In [1]:
# Set up your API key and import needed things
import os, mediacloud.api
from importlib.metadata import version
from dotenv import load_dotenv
import datetime as dt
from IPython.display import JSON
import bokeh.io
bokeh.io.reset_output()
bokeh.io.output_notebook()
MC_API_KEY = 'fd180b0f9ce16f29121870731d39725c24f094e5'
search_api = mediacloud.api.SearchApi(MC_API_KEY)
f'Using Media Cloud python client v{version("mediacloud")}'

'Using Media Cloud python client v4.3.0'

# Querying boston globe climate solutions journalism article from url

In [None]:
my_query = 'url:"https://www.bostonglobe.com/2025/03/03/world/south-sudan-coffee-beans-climate-change/"'
start_date = dt.date(2025, 1, 1)
end_date = dt.date(2025, 6,10)
search_api.story_list(my_query,start_date,end_date)

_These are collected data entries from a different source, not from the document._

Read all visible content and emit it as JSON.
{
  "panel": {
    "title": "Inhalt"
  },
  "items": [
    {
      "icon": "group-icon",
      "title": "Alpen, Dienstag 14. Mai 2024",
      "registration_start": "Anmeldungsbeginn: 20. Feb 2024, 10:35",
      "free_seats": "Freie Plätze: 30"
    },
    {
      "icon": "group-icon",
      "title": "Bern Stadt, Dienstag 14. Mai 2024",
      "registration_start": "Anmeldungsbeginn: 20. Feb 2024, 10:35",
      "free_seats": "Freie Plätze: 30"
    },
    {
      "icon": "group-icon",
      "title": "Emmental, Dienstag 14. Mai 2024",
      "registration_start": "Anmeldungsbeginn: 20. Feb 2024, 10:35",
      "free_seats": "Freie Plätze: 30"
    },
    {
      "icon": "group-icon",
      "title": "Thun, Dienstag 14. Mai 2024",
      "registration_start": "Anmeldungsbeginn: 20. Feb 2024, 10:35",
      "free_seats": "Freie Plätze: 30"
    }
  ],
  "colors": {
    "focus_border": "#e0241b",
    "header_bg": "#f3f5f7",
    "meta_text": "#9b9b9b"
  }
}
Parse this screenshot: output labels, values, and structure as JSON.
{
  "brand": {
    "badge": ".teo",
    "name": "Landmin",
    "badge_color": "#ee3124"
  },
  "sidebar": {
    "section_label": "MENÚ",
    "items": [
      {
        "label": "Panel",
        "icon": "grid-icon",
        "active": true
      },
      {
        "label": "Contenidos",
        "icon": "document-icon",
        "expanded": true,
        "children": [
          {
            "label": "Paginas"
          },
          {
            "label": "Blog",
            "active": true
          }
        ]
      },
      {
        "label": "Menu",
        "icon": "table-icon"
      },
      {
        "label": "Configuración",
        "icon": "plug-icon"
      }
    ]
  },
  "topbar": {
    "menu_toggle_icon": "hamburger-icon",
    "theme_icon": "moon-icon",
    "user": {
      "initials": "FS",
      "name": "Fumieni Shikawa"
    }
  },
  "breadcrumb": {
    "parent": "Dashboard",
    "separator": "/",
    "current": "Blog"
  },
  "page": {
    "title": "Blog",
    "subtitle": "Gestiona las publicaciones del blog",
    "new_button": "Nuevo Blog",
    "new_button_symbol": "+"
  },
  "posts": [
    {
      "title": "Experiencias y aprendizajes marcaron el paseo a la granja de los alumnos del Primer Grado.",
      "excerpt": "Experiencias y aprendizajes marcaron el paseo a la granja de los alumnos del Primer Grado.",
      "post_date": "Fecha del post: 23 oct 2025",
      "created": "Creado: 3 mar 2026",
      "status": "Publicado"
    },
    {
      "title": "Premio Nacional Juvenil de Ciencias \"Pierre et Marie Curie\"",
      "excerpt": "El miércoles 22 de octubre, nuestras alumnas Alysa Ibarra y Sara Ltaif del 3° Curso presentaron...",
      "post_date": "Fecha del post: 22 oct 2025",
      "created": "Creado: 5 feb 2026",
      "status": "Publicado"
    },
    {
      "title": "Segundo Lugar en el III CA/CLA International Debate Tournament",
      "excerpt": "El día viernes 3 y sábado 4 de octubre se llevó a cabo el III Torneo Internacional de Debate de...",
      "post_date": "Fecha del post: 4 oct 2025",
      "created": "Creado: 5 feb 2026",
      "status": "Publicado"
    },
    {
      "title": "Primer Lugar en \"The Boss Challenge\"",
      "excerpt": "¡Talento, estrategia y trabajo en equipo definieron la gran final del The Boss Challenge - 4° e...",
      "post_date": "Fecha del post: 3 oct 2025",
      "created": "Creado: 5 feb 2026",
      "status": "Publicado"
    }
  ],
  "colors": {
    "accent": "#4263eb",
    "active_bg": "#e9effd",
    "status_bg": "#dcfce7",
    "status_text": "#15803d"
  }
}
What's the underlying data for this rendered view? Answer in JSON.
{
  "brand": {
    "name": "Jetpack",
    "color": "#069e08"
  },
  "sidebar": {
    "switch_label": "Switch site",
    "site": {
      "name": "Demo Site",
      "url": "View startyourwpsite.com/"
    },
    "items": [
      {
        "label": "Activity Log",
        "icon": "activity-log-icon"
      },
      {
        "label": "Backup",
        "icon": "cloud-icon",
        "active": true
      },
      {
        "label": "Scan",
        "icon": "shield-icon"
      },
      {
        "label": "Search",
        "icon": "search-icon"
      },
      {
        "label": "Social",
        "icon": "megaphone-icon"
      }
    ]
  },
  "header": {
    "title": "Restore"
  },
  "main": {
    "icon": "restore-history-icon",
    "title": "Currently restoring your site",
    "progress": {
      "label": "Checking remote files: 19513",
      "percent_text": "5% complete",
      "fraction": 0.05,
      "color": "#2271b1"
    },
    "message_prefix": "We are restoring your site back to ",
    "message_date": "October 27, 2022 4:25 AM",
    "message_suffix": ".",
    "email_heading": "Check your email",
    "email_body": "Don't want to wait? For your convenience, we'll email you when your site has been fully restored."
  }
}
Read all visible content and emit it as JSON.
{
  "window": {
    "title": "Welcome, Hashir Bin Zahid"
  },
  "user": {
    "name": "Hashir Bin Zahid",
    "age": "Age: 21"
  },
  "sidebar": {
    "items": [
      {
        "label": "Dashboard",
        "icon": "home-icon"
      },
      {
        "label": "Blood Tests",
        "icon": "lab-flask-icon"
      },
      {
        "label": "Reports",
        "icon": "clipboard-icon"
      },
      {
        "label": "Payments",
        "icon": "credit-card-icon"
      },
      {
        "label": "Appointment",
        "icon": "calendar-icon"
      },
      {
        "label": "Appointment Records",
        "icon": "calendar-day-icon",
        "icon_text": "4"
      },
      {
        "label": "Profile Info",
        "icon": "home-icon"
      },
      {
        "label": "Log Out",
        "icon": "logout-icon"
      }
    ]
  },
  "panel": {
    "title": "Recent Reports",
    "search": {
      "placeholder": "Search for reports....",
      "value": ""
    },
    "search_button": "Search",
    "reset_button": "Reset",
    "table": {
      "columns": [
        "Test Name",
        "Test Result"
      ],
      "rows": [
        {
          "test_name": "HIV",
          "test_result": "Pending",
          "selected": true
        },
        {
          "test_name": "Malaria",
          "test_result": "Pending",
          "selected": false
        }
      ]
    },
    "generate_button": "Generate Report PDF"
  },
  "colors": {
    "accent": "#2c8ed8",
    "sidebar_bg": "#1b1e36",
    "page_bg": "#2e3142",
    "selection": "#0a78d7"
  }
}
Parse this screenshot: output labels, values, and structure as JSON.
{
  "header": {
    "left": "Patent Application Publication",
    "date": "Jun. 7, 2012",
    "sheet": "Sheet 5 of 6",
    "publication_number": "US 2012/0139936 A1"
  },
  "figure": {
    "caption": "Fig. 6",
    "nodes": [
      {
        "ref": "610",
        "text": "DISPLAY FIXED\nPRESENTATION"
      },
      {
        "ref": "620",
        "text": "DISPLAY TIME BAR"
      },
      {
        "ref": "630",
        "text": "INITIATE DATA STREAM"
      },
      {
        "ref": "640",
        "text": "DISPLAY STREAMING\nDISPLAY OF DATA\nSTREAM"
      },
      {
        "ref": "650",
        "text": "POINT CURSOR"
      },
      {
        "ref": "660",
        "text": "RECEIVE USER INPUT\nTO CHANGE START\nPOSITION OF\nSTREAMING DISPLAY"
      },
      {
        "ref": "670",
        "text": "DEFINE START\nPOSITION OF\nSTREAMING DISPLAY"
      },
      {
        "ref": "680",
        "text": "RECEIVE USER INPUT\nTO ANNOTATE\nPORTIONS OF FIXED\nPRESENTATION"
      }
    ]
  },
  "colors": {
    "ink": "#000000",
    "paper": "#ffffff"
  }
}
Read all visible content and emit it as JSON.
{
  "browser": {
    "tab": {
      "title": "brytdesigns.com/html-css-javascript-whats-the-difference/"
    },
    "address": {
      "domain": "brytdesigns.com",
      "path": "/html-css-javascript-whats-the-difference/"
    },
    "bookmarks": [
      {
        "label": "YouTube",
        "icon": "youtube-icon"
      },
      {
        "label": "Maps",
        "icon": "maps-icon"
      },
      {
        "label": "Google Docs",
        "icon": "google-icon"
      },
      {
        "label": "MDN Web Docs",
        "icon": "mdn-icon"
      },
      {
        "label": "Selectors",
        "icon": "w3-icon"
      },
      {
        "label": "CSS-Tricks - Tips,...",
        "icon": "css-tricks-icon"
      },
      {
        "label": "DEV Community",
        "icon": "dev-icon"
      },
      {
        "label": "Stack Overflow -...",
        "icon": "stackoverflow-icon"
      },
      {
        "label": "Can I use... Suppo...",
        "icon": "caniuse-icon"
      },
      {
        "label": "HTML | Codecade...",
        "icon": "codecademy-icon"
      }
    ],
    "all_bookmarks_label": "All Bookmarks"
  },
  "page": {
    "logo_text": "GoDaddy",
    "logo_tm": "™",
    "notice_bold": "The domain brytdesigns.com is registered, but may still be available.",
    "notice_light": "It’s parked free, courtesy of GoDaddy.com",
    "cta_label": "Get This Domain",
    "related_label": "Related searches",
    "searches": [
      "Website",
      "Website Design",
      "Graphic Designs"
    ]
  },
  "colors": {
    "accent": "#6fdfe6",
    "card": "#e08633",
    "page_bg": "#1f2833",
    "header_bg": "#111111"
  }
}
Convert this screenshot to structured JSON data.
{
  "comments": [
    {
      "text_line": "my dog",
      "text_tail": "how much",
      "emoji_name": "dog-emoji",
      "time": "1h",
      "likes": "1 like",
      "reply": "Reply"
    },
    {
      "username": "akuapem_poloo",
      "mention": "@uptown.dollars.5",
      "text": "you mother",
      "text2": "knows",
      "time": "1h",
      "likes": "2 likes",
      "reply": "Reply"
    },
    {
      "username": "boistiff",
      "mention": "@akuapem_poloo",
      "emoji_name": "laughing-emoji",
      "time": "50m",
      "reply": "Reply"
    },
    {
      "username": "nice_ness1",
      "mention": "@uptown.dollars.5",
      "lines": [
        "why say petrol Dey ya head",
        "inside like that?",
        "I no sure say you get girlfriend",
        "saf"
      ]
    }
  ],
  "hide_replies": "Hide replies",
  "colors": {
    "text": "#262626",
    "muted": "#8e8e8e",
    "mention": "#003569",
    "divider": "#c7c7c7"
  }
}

# Extracting fulltext data of the boston globe article

In [3]:
boston_globe_article = search_api.story('bbe590fcc23edb5d310ef99dd1dbddeb1223ff634588d2043ba18e80789700cf')['text']
with open("boston_globe_article.txt", "w") as file:
    file.write(boston_globe_article)

# Sentiment analysis

In [None]:
#%pip install textblob
from textblob import TextBlob

with open('boston_globe_article.txt', 'r') as f:
    text = f.read()

blob = TextBlob(text)
sentiment = blob.sentiment
print(f"Polarity: {sentiment.polarity:.2f}")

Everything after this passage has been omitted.